Jak dowiedziała się „Rz”, do laski marszałkowskiej wpłynął właśnie poselski projekt nowelizacji ustawy o podatku dochodowym od osób fizycznych. Przewiduje on swego rodzaju abolicję dla Polaków, którzy uzyskali za granicą dochody z pracy i tam zapłacili z tego tytułu podatki, dochodów tych nie ujawnili jednak w kraju, aby nie płacić daniny po raz drugi.
Projekt, którego autorami są posłowie LiD, przewiduje, że pracujący za granicą rodacy będą mogli rozliczyć zarobione w latach 2002 – 2006 za granicą pieniądze według korzystniejszej metody wyłączenia z progresją. Dzięki temu będą opodatkowani na takich samych zasadach jak np. pracujący w Irlandii.

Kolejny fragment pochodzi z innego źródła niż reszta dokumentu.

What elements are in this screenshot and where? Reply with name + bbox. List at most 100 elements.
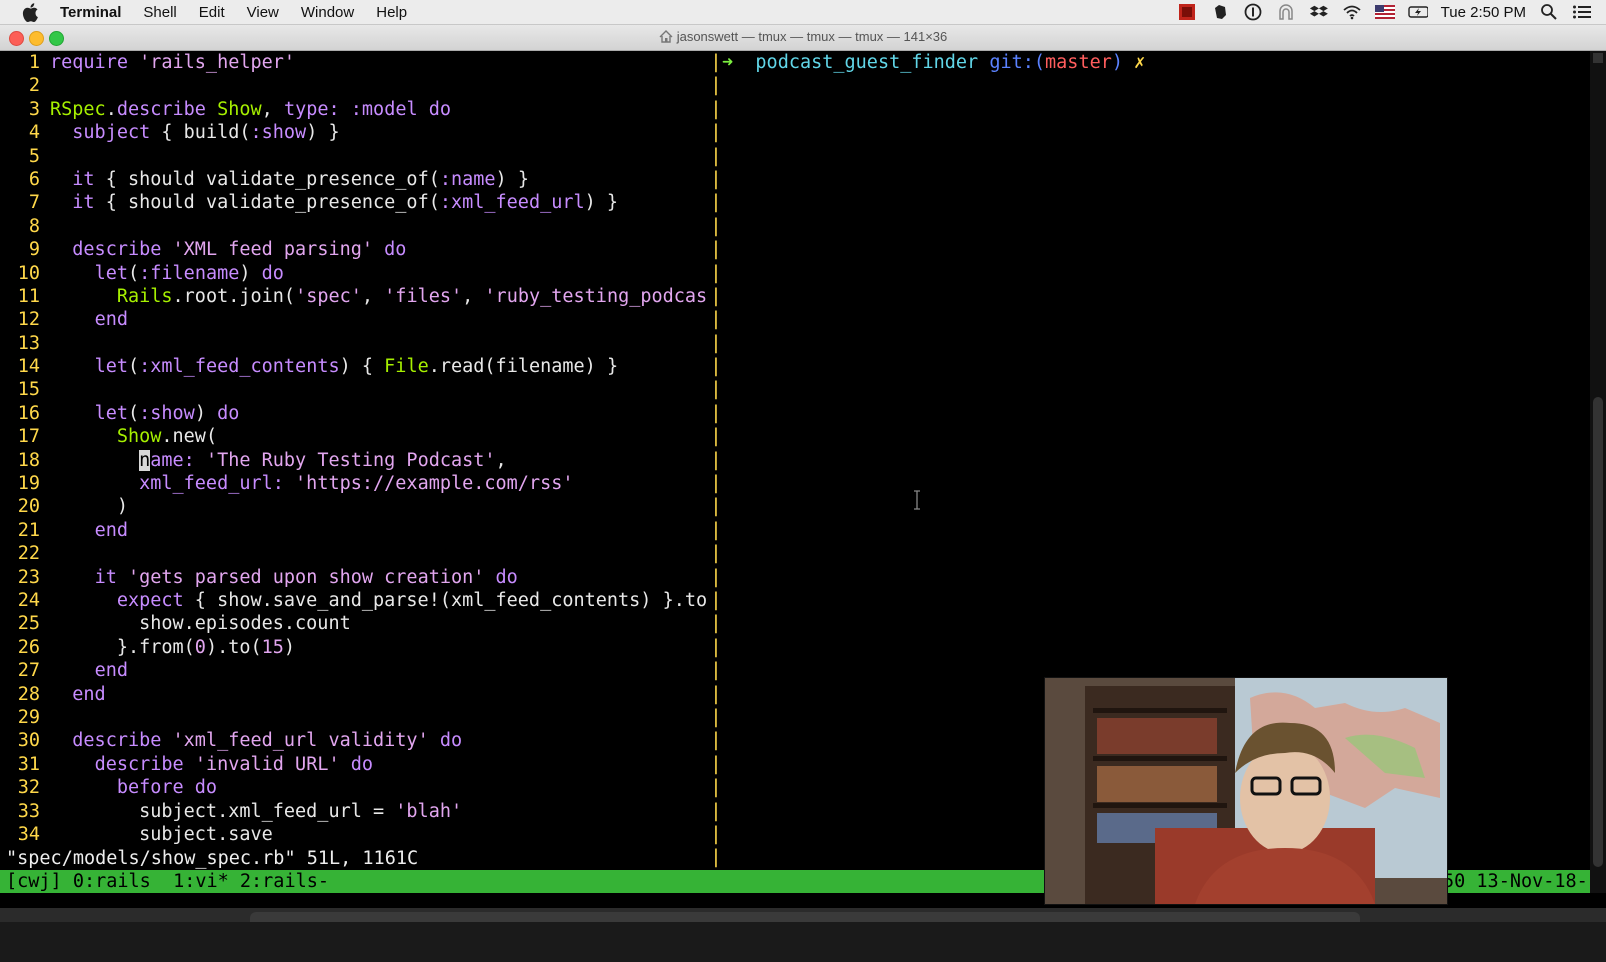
- code-line: 25 show.episodes.count: [0, 612, 712, 635]
- window-bottom-edge: [0, 908, 1606, 922]
- menu-shell[interactable]: Shell: [143, 4, 176, 21]
- line-number: 24: [17, 589, 40, 611]
- code-line: 27 end: [0, 659, 712, 682]
- code-line: 1 require 'rails_helper': [0, 51, 712, 74]
- code-line: 33 subject.xml_feed_url = 'blah': [0, 800, 712, 823]
- code-line: 12 end: [0, 308, 712, 331]
- code-line: 13: [0, 332, 712, 355]
- code-line: 8: [0, 215, 712, 238]
- code-line: 29: [0, 706, 712, 729]
- code-line: 6 it { should validate_presence_of(:name…: [0, 168, 712, 191]
- code-line: 31 describe 'invalid URL' do: [0, 753, 712, 776]
- code-line: 4 subject { build(:show) }: [0, 121, 712, 144]
- notification-center-icon[interactable]: [1572, 3, 1592, 21]
- tmux-window-list[interactable]: [cwj] 0:rails 1:vi* 2:rails-: [6, 870, 329, 893]
- 1password-icon[interactable]: [1243, 3, 1263, 21]
- code-line: 7 it { should validate_presence_of(:xml_…: [0, 191, 712, 214]
- line-number: 9: [28, 239, 40, 261]
- evernote-icon[interactable]: [1210, 3, 1230, 21]
- code-line: 16 let(:show) do: [0, 402, 712, 425]
- us-flag-icon[interactable]: [1374, 3, 1395, 21]
- scroll-up-icon[interactable]: [1593, 53, 1603, 63]
- shell-prompt[interactable]: ➜ podcast_guest_finder git:(master) ✗: [722, 51, 1145, 75]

Jeśli w Polsce nie uzyskiwali dochodów, nie będą nawet musieli składać tu zeznania za dany rok ani zawiadamiać urzędu skarbowego o skorzystaniu z abolicji.
Oznacza to, że osoby, które legalnie pracowały za granicą i tam zapłaciły z tego tytułu podatek, nie będą musiały dopełniać w Polsce żadnych formalności
(chyba że tu uzyskały inne dochody). Polski fiskus nie będzie ich ścigał za wykroczenia czy przestępstwa skarbowe, a wszczęte postępowania będzie umarzał. Nie naliczy im też odsetek za zwłokę.Idea tego projektu jest więc prosta. Chodzi o zrównanie zasad opodatkowania dochodów bez względu na kraj, w którym zostały uzyskane. Wszystko zaś po to, aby zmniejszyć obciążenia podatkowe.
To jednak niejedyny projekt, który wprowadza korzystne dla podatników rozwiązania. Posłowie LiD przygotowali bowiem również nowelizację ustawy o podatku od towarów i usług (VAT), która – tak jak nowela PIT – trafiła już do laski marszałkowskiej.